クリフォード・ブラウンはアート・ブレイキー・クインテットの
A Night at Birdlandがとても好きです。
CDもLPも持っています。
最も美しく輝きのあるトランペットが聴けますね。
アート・ブレイキーとしても
クリフォードが在籍していたときの演奏が
ブレイキーの中で最高のレベルだったと思います。

オーティス・レディングはThe Dock Of The Bayが
あまりにも有名ですが、全ての曲が聴くに値すると思います。

《ドライブ・マイ・カー》は評判が良いですね。
最近の映画では《コーダ あいのうた》も観たいのですが
なかなか時間がとれません。

村上春樹の小説は脇役にちょっといい感じの人がいて
そういうのが好きです。
「木野」 の伯母さんとかがまさにそうです。
「シェエラザード」 も面白かったのですが、
でも設定としてアラビアン・ナイトに構想を得た
星野智幸『夜は終わらない』などと同じで、
原典のアラビアン・ナイトには及ばないというか、
といってもアラビアン・ナイトに対抗したわけではないので
仕方がありませんけれど。
もっともリア・バンパーにへこみのあるマツダの青い小型車とか、
「ドライブ・マイ・カー」 だとサーブ・コンバーティブルとか
村上春樹は登場させる車の選択が絶妙ですよね。

男性の性格としては、上記記事にも引用しましたが
「おれは傷つくべきときに十分に傷つかなかったんだ」
というような屈折した心の男性ばかりが出てくるように思います。
一種の村上ワールドにおけるステロタイプともいえます。
by lequiche (2022-04-20 05:52) 

sakamono

木樽と栗谷という名前はアナグラムだったのか...と、ここまで読んで、「木野」は未読だったので、それ以降を読むのをやめました。

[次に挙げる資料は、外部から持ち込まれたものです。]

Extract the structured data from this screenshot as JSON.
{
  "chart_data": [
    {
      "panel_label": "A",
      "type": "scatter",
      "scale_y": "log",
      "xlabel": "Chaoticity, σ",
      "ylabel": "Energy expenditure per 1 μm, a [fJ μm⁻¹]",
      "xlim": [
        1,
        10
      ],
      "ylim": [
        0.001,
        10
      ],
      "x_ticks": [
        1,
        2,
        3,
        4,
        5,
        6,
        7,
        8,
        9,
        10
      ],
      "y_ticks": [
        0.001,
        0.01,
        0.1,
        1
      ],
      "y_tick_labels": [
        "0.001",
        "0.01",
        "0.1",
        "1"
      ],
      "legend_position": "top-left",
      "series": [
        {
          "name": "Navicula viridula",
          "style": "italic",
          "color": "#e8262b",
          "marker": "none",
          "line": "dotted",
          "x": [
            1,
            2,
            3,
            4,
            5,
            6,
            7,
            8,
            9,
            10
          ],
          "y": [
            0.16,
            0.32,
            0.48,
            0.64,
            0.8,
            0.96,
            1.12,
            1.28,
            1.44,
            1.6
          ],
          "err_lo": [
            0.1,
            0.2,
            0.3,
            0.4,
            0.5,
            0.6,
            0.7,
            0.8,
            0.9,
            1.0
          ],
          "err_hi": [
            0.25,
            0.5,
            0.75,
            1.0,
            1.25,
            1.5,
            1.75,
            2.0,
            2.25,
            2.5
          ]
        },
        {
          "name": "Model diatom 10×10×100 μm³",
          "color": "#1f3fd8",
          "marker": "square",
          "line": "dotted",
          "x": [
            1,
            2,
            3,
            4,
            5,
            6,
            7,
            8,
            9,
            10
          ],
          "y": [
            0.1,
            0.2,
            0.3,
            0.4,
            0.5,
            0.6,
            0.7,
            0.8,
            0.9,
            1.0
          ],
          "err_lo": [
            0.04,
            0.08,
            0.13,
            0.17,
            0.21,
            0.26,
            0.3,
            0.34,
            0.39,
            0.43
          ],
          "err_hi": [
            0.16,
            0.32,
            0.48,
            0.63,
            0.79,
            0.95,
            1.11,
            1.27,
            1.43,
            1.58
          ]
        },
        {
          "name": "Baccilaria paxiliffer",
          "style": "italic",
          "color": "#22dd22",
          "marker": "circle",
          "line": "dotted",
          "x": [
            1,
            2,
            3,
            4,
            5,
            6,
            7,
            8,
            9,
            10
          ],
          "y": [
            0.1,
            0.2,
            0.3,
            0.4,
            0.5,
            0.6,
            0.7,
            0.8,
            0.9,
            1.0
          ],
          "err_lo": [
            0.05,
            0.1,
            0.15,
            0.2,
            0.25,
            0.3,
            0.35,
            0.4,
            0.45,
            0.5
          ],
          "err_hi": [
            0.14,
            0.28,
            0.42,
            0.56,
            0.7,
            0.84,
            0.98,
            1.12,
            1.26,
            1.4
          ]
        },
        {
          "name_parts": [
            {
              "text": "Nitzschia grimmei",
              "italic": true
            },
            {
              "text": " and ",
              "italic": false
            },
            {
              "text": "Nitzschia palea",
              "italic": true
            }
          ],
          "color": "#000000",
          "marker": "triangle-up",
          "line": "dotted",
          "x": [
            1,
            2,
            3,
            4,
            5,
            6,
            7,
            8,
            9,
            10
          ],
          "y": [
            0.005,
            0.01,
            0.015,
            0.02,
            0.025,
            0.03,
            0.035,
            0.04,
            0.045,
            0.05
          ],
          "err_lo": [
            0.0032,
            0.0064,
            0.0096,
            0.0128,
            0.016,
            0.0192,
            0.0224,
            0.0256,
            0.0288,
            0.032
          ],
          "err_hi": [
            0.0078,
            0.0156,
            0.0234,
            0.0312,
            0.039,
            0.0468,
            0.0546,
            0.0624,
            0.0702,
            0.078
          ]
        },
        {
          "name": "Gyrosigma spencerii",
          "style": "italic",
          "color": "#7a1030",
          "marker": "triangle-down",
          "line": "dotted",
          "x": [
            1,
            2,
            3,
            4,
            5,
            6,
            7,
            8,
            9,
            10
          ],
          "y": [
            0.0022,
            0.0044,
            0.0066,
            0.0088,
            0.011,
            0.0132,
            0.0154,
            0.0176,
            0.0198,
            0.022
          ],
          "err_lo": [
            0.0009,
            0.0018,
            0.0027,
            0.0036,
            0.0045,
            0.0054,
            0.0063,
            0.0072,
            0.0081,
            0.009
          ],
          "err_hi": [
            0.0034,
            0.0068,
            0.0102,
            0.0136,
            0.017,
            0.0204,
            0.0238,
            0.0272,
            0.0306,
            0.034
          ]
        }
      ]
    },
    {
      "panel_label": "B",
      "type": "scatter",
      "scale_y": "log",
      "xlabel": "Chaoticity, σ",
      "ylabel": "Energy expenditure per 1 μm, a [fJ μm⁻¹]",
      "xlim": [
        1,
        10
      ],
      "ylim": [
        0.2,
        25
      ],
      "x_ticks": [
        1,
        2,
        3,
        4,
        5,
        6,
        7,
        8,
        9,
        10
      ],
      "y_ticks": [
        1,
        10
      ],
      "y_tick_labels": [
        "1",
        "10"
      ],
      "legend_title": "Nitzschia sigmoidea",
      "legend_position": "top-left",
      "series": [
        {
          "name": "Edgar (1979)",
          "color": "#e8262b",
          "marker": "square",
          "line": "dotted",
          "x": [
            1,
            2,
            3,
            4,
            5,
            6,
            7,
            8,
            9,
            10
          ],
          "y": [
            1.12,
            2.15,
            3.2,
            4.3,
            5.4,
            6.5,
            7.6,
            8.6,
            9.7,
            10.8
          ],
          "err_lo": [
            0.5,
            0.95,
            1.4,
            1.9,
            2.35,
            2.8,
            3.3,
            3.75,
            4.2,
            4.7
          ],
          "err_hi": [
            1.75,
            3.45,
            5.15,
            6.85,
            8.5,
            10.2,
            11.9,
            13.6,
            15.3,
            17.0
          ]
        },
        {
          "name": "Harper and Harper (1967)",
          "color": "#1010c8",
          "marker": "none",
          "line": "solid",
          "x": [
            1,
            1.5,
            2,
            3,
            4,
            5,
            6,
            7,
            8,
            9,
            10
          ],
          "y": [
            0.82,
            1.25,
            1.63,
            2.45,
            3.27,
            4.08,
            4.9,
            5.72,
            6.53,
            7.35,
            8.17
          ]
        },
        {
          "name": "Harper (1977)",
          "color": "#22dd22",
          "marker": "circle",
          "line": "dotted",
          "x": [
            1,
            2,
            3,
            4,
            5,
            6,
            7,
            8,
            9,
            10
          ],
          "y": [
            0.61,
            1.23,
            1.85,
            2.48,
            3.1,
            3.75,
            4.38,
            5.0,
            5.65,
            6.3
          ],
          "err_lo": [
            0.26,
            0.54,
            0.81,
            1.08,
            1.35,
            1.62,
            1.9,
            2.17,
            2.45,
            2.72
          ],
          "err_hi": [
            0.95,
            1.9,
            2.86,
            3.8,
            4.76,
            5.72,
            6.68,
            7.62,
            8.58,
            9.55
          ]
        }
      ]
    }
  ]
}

「女のいない男たち」読了後にまた、この記事を読みにうかがいます(すみません、こんなコメントで^^;)。
by sakamono (2022-04-21 21:40) 

lequiche

>> sakamono 様

あ、ややネタバレな部分があるかもしれませんので
そのほうが良いですね。
村上春樹は、その小説の登場人物の名前が決まったとき、
その人物が具体性を帯びてくるというようなことを
どこかで言っていました。
川上未映子との対談の中でだったでしょうか……
よく覚えていませんが。
『騎士団長殺し』だと免色渉の 「免色」 という苗字、
こうした苗字を考え出すのが村上らしいといえば言えます。
雨田具彦というのもいいですね。

木樽と栗谷がアナグラムだというのは
ぱっと見た瞬間、わかってしまうんです。
こういうのって私の才能なのかもしれません。